Lise Delisle, CRHA, médiatrice agréée, est titulaire d’un baccalauréat en administration des affaires, option gestion des ressources humaines obtenu à l’école des HEC ainsi qu’à l’Université du Québec à Montréal (UQAM). Elle détient également un diplôme de 2e cycle en prévention et règlement des différends de la Faculté de droit de l’Université de Sherbrooke.
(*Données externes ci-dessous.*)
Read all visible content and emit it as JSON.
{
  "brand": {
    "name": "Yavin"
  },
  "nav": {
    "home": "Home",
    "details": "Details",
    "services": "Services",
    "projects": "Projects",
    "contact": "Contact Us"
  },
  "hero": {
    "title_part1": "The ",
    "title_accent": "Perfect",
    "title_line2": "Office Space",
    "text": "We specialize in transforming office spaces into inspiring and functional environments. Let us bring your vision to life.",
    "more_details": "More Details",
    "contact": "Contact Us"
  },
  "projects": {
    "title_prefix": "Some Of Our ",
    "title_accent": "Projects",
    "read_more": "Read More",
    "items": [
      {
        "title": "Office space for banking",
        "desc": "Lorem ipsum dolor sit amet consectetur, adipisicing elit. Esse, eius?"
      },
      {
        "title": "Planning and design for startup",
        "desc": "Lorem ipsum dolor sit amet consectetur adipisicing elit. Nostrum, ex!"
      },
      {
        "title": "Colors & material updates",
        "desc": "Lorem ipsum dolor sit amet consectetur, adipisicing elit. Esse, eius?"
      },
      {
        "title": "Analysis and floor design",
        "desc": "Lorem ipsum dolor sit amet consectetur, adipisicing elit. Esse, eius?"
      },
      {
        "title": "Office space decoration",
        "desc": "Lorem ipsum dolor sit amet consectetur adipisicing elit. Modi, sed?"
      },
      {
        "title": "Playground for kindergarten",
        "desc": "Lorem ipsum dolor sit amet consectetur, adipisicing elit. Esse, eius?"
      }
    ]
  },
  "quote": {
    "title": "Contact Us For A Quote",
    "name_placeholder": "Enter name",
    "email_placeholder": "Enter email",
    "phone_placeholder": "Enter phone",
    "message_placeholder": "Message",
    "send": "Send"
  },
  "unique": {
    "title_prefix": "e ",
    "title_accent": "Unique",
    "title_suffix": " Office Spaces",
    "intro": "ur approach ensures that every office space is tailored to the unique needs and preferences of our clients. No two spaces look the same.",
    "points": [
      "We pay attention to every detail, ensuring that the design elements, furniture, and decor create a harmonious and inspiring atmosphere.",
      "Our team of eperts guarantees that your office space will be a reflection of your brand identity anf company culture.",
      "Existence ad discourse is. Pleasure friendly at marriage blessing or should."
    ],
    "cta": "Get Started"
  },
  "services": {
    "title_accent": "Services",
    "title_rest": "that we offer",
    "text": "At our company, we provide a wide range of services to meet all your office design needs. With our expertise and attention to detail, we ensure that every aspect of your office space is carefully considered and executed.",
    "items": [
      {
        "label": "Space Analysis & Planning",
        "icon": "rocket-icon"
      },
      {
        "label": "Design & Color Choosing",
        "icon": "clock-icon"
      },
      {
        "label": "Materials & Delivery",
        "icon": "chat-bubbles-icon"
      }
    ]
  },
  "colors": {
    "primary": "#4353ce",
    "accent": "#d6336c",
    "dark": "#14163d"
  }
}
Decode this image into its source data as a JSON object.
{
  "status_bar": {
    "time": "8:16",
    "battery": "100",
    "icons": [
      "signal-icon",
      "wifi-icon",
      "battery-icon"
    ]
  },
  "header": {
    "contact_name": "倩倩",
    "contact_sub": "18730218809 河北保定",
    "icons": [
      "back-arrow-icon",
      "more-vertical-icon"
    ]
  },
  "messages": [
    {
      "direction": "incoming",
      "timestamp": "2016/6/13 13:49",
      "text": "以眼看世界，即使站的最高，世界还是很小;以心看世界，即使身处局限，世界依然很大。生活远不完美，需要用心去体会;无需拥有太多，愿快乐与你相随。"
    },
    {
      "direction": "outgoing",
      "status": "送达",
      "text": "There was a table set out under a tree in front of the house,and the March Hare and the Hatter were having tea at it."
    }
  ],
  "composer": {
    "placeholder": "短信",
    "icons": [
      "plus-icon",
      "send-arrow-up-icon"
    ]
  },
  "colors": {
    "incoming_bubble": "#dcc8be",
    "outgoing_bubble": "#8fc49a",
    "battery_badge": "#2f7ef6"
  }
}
Membre en règle de l’Ordre des CRHA et de l’IMAQ (Institut de médiation et d’arbitrage du Québec), elle a travaillé pendant plus de 15 ans tant dans la grande entreprise que dans la PME à titre de conseillère et de directrice des ressources humaines dans plusieurs domaines : pharmaceutique, finance, fabrication alimentaire, restauration, service-conseil, vente au détail, distribution alimentaire, centre contact et assurances. Depuis plus de 5 ans, elle œuvre comme consultante en RH et médiation.

À travers ses expériences, madame Delisle a pu constater à quel point le climat de travail a un impact à la fois sur les objectifs de rentabilité de l’entreprise, et sur les différents besoins des individus au travail, tant financiers que de reconnaissance. Elle saisit bien la place qu’occupe le travail dans la vie d’une personne et de quelle façon il contribue à sa santé mentale.